“They can’t all have thrown themselves in the stew, can they?”

“Sorcery,” Hef said.

“Of the blackest sort,” Spider added.

Gotrek looked down at the ledge and cursed in his native tongue. He was angry and his beard bristled. The light of mad violence shone in his one good eye. “They can’t just disappear,” he said. “It’s not possible.”

“Could they have used a boat?” Felix asked. The idea had just struck him. The others looked at him incredulously.

“Use a boat?” Hef said.

“In the stew?” Spider said.

“Don’t be stupid,” Rudi said. Felix flushed.

“I’m not being stupid. Look, the tracks end here. It would be quite simple for someone to step down from the ledge into a small skiff.”

“That’s the daftest thing I’ve ever heard,” Rudi said. “You’ve got some imagination, young Felix. Who’d ever have thought of using a boat down here?”

“There’s a lot of things you’d never think of,” Felix snapped. “But then thinking’s not your strong suit, is it?” He looked at the other sewerjacks and shook his head. “You’re right — a boat doesn’t make sense. Much better to believe they vanished by magic. Maybe a cloud of pixies wafted in and carried them away.”

“That’s right, a cloud of pixies. That’s more like it,” Rudi said.

“He’s being sarcastic, Rudi,” Spider said.

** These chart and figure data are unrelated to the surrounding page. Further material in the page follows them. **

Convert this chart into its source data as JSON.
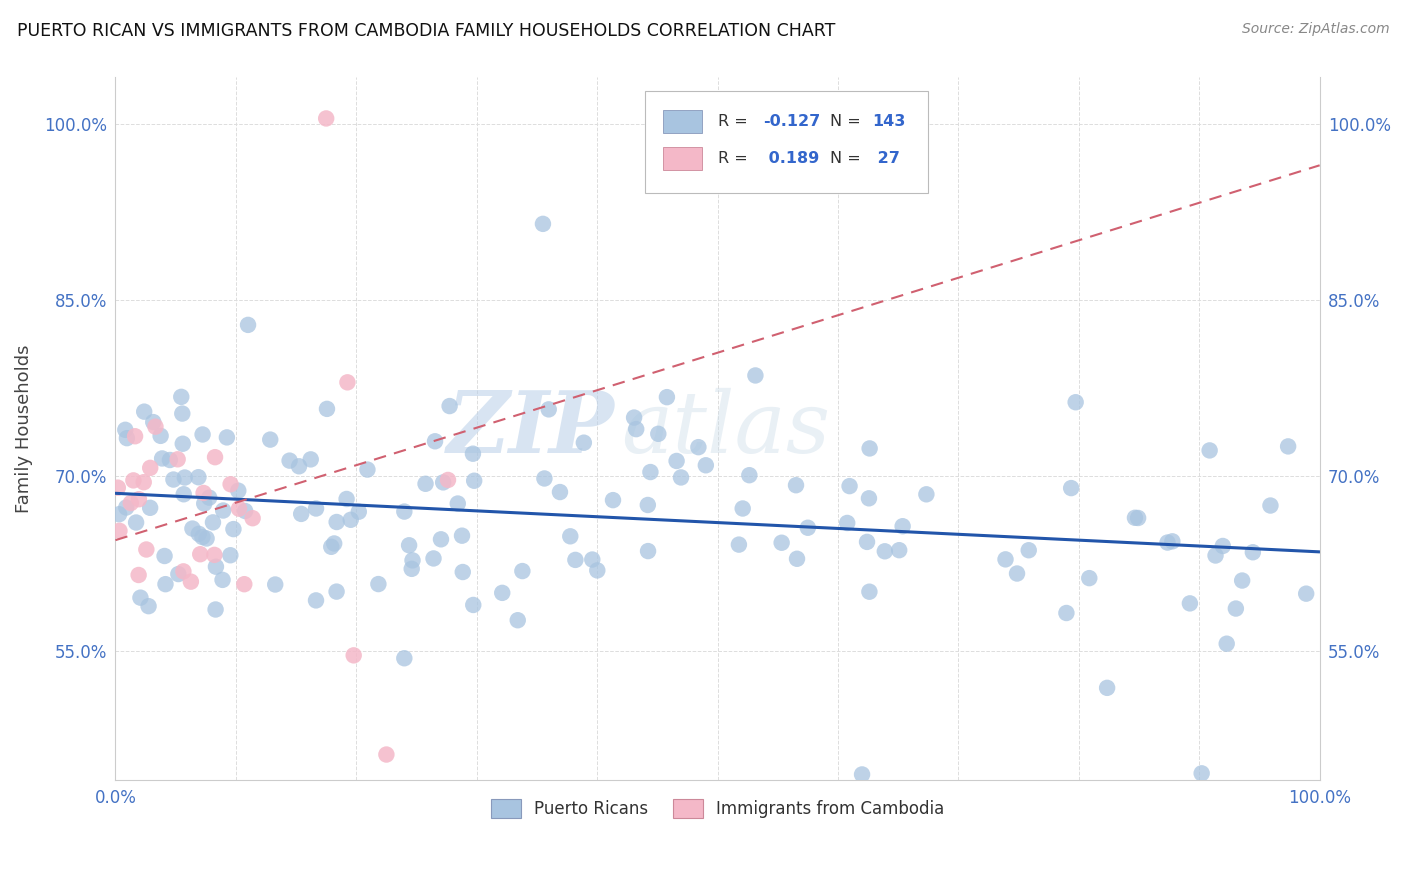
{
  "title": "PUERTO RICAN VS IMMIGRANTS FROM CAMBODIA FAMILY HOUSEHOLDS CORRELATION CHART",
  "source": "Source: ZipAtlas.com",
  "ylabel": "Family Households",
  "blue_R": -0.127,
  "blue_N": 143,
  "pink_R": 0.189,
  "pink_N": 27,
  "blue_color": "#a8c4e0",
  "blue_line_color": "#2255aa",
  "pink_color": "#f4b8c8",
  "pink_line_color": "#d06070",
  "watermark_zip": "ZIP",
  "watermark_atlas": "atlas",
  "xlim": [
    0.0,
    1.0
  ],
  "ylim": [
    0.44,
    1.04
  ],
  "yticks": [
    0.55,
    0.7,
    0.85,
    1.0
  ],
  "ytick_labels": [
    "55.0%",
    "70.0%",
    "85.0%",
    "100.0%"
  ],
  "xtick_labels": [
    "0.0%",
    "100.0%"
  ],
  "background_color": "#ffffff",
  "grid_color": "#dddddd",
  "legend_r1": "R = -0.127",
  "legend_n1": "N = 143",
  "legend_r2": "R =  0.189",
  "legend_n2": "N =  27"
}
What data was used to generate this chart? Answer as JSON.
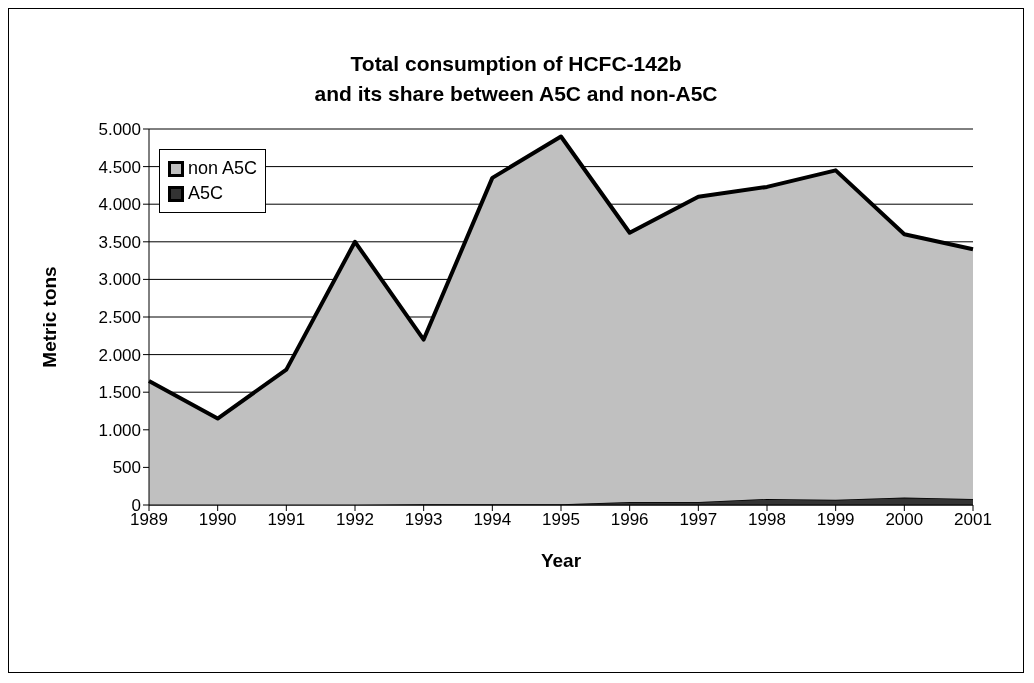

“A very sarcastic fellow, young Felix,” added Hef.

“Probably right though,” Gotrek said. “A boat wouldn’t be too hard to come by. The sewers flow into the Reik, don’t they? Easy to steal a small boat.”

“But the outflows into the river all have bars,” Rudi said. “To stop vagrants getting in.”

“And what’s our job, if not hunting down those self-same vagrants when they file through the bars?” Felix asked. He could see the idea was starting to filter into even Rudi’s thick skull.

“But why, manling? Why use boats?” Felix felt briefly elated. It wasn’t often that Gotrek admitted that Felix might know more than him. He considered the matter rapidly.

“Well for a start, they don’t leave tracks. And they might be connected with a smuggling operation. Suppose someone was bringing warpstone in by river, for instance. Our noble skulker yesterday seemed to be paying the rat-man off with it.”

“Boats make me sick. The only thing I hate more than boats is elves,” Gotrek said as they set off again.

They searched for the rest of the day and found no trace of any skaven, although they did find that the bars had been sawn away on one of the outflows to the Reik.


Felix stepped out of the street and into the Golden Hammer. He stepped from reality into a dream. The doorman held the great oak door for him. Servile waiters ushered him away from the squalor of the streets into a vast dining hall.

Richly clad people sat at well-filled tables, and dined and talked by the light that sparkled from huge crystal chandeliers.